The Plough and the Stars, Lyric Hammersmith review - trenchant reimagining of Irish classic | reviews, news & interviews
The Plough and the Stars, Lyric Hammersmith review - trenchant reimagining of Irish classic
The Plough and the Stars, Lyric Hammersmith review - trenchant reimagining of Irish classic
O'Casey's injunction to love thy neighbour above thy country hits home in timely update
Sean Holmes is artistic director of the Lyric Theatre, Hammersmith, yet his revival of this seminal Irish play has taken two years to come home to him. The production was commissioned by the Abbey Theatre, Dublin, to mark the centenary of the Easter Rising, the miserably bloody six-day revolt that gave birth to the Republic of Ireland. It has since been seen by more than 50,000 people.
Given that Holmes is English (he’s a Sean, not a Seàn as in O’Casey, the author of the play), it was remarkable to be asked to direct such a famous Irish text addressing the issue of national identity. It was also, on the part of the Dublin theatre, a calculated risk, given Holmes’s reputation for approaching hallowed texts with a sandblaster.
Not for him a detailed reconstruction of a Dublin tenement such as dominated the National Theatre’s revival the same year. The trouble with showing a rundown Georgian terrace is that, however dirty the windows, over the intervening century shabby has become chic, and it’s hopeless trying to depict poverty on what could be a shoot for The World of Interiors.Instead, designer Jon Bausor posits a bare scaffold for a tenement block and a straggle of ill-matched furniture. A chipboard door separates the cramped flat shared by newly-weds Jack and Nora Clitheroe from the hurly burly of the communal stairs. Indeed the entire first act of Casey’s play is a proto soap opera with cast of garrulous characters all intent on minding each others’ business.
You have to listen closely to pick up the full joyous range of malapropisms that pour from this crowd of low-achievers like unstoppered whiskey. Gossipy Mrs Gogan (Janet Moran) does a vivid line in descriptions of putrefaction, despite (or because of) having a daughter who’s dying of consumption; foul-mouthed loyalist Bessie Burgess hasn’t a good word to say for anyone but her boy, off fighting Germans in the trenches. For carpenter Fluther Good – a master of blarney – the word “derogatory” can be applied to anything from a ceremonial sword to a pint of malt. Phelim Drew makes Fluther unforgettable.

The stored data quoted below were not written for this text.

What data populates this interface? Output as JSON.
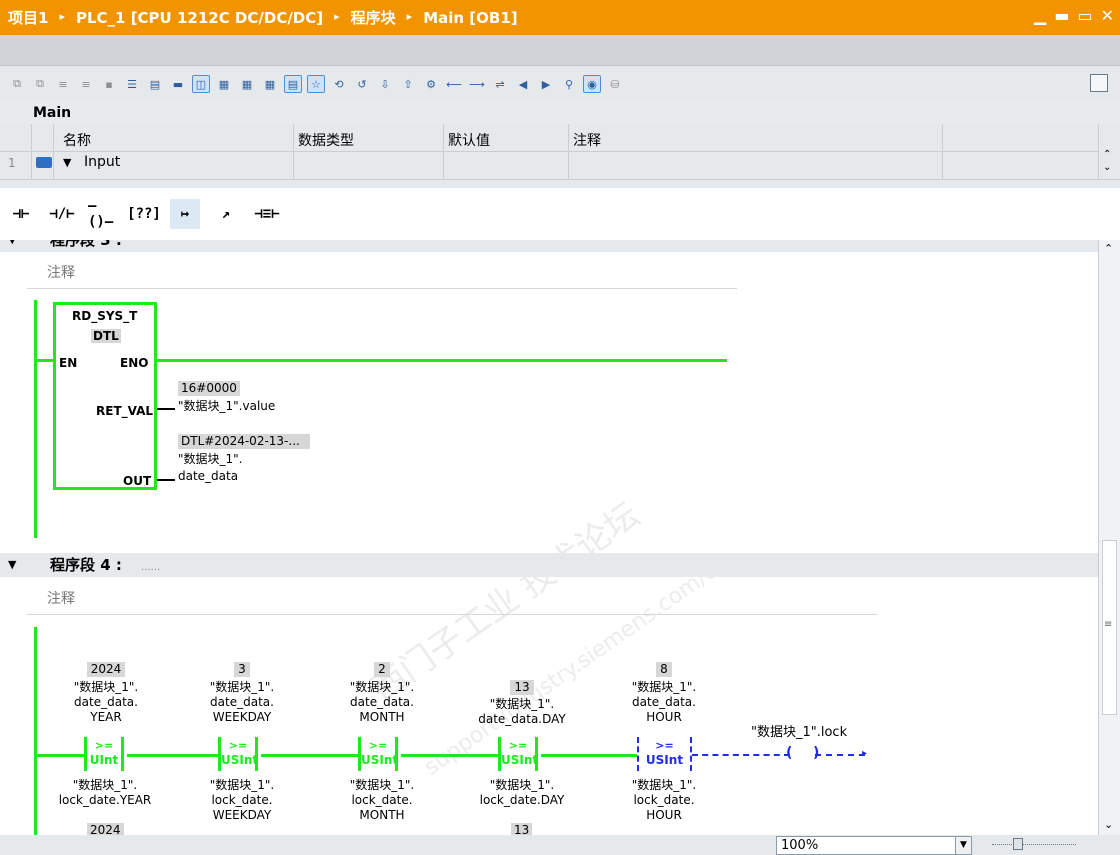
{
  "title": {
    "crumbs": [
      "项目1",
      "PLC_1 [CPU 1212C DC/DC/DC]",
      "程序块",
      "Main [OB1]"
    ],
    "separator": "▸",
    "controls": [
      "▁",
      "▬",
      "▭",
      "✕"
    ]
  },
  "interface": {
    "block_name": "Main",
    "headers": {
      "name": "名称",
      "datatype": "数据类型",
      "default": "默认值",
      "comment": "注释"
    },
    "row": {
      "num": "1",
      "expand": "▼",
      "name": "Input"
    }
  },
  "ladder_toolbar": [
    "⊣⊢",
    "⊣/⊢",
    "–()–",
    "[??]",
    "↦",
    "↗",
    "⊣≡⊢"
  ],
  "networks": [
    {
      "caret": "▼",
      "title": "程序段 3 :",
      "comment": "注释"
    },
    {
      "caret": "▼",
      "title": "程序段 4 :",
      "comment": "注释",
      "dots": "......"
    }
  ],
  "rd_sys_t": {
    "name": "RD_SYS_T",
    "type": "DTL",
    "en": "EN",
    "eno": "ENO",
    "ret_val": "RET_VAL",
    "out": "OUT",
    "ret_val_value": "16#0000",
    "ret_val_tag": "\"数据块_1\".value",
    "out_value": "DTL#2024-02-13-...",
    "out_tag_1": "\"数据块_1\".",
    "out_tag_2": "date_data"
  },
  "comparators": [
    {
      "value": "2024",
      "in1": [
        "\"数据块_1\".",
        "date_data.",
        "YEAR"
      ],
      "op": ">=",
      "type": "UInt",
      "in2": [
        "\"数据块_1\".",
        "lock_date.YEAR"
      ],
      "in2_value": "2024"
    },
    {
      "value": "3",
      "in1": [
        "\"数据块_1\".",
        "date_data.",
        "WEEKDAY"
      ],
      "op": ">=",
      "type": "USInt",
      "in2": [
        "\"数据块_1\".",
        "lock_date.",
        "WEEKDAY"
      ]
    },
    {
      "value": "2",
      "in1": [
        "\"数据块_1\".",
        "date_data.",
        "MONTH"
      ],
      "op": ">=",
      "type": "USInt",
      "in2": [
        "\"数据块_1\".",
        "lock_date.",
        "MONTH"
      ]
    },
    {
      "value": "13",
      "in1": [
        "\"数据块_1\".",
        "date_data.DAY"
      ],
      "op": ">=",
      "type": "USInt",
      "in2": [
        "\"数据块_1\".",
        "lock_date.DAY"
      ],
      "in2_value": "13"
    },
    {
      "value": "8",
      "in1": [
        "\"数据块_1\".",
        "date_data.",
        "HOUR"
      ],
      "op": ">=",
      "type": "USInt",
      "in2": [
        "\"数据块_1\".",
        "lock_date.",
        "HOUR"
      ]
    }
  ],
  "coil": {
    "tag": "\"数据块_1\".lock"
  },
  "watermark": {
    "text1": "西门子工业 技术论坛",
    "text2": "support.industry.siemens.com/cs"
  },
  "zoom": {
    "value": "100%"
  }
}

When protestors disrupted the 1926 premiere deeming it disrespectful of Irish heroism they were right, in a way
Yet not even a fine Irish cast and the addition of some touching songs and energetic slapstick succeed in making the first half go beyond a stumbling trot. We know there’s trouble ahead and the attempt at comedy feels like playing for time – perhaps a fault of the play rather than this production.
When protestors disrupted the 1926 premiere deeming it disrespectful of Irish heroism they were right, in a way. Through the mouths of these scrapping underdogs, O’Casey does indeed make the case for peaceful socialism over chest-beating machismo, but he does it so even-handedly that it’s hard to see what the fuss was about. He even makes the over-ardent Marxist, Ciaran O’Brien’s fantastically irritating Young Covey, a figure of fun.

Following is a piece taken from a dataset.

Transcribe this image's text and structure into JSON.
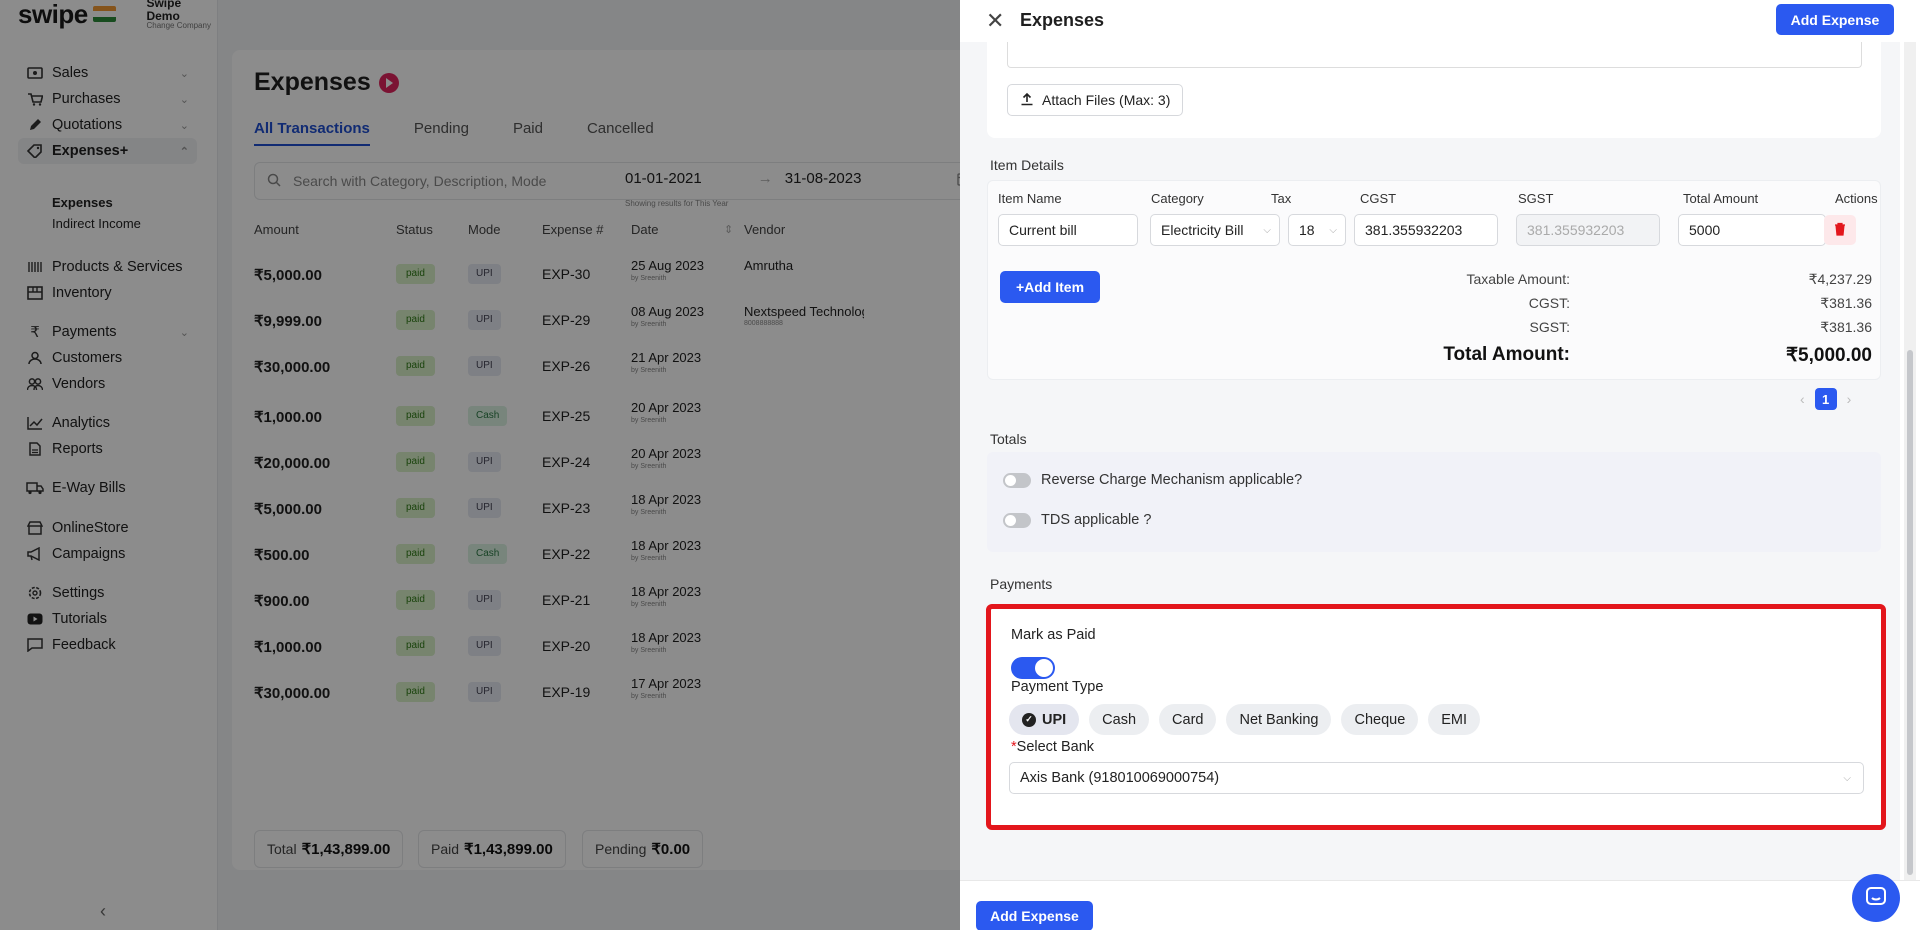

The moral message is left for the audience to decipher, unlike the tub-thumping rhetoric delivered at the nationalist meeting attended by Jack and witnessed by the others on the pub TV. As the playwright once observed, campaigns for self-rule often conceal entrenched social inequality. Updating this play to an unspecified modern time reminds us how true that still is.
Yet while Jack sacrifices his marriage and ultimately his life by choosing the path of violent protest, other characters, who might reasonably be accused of political inertia by staying at home, increasingly show themselves willing to drop their petty squabbles. Each ends up performing some essential service, whether small or life-changing, to what begins to resemble a community.
The men brave sniper fire to carry a coffin through the streets. Bessie Burgess turns sober to care for tragic Nora, who in losing her baby loses her mind. Strong, nuanced performances by Kate Stanley Brennan as Nora and Hilda Fay as a gruff but ultimately heartbreaking Bessie bring the play to a fine emotional climax.
Too bad the two English tommies who have the last word weren’t better cast. All one of them has to do is negotiate the pouring of tea and sing a song, but to end on such a poor rendering of “Keep the Home Fires Burning” threatens to cancel out all the good work.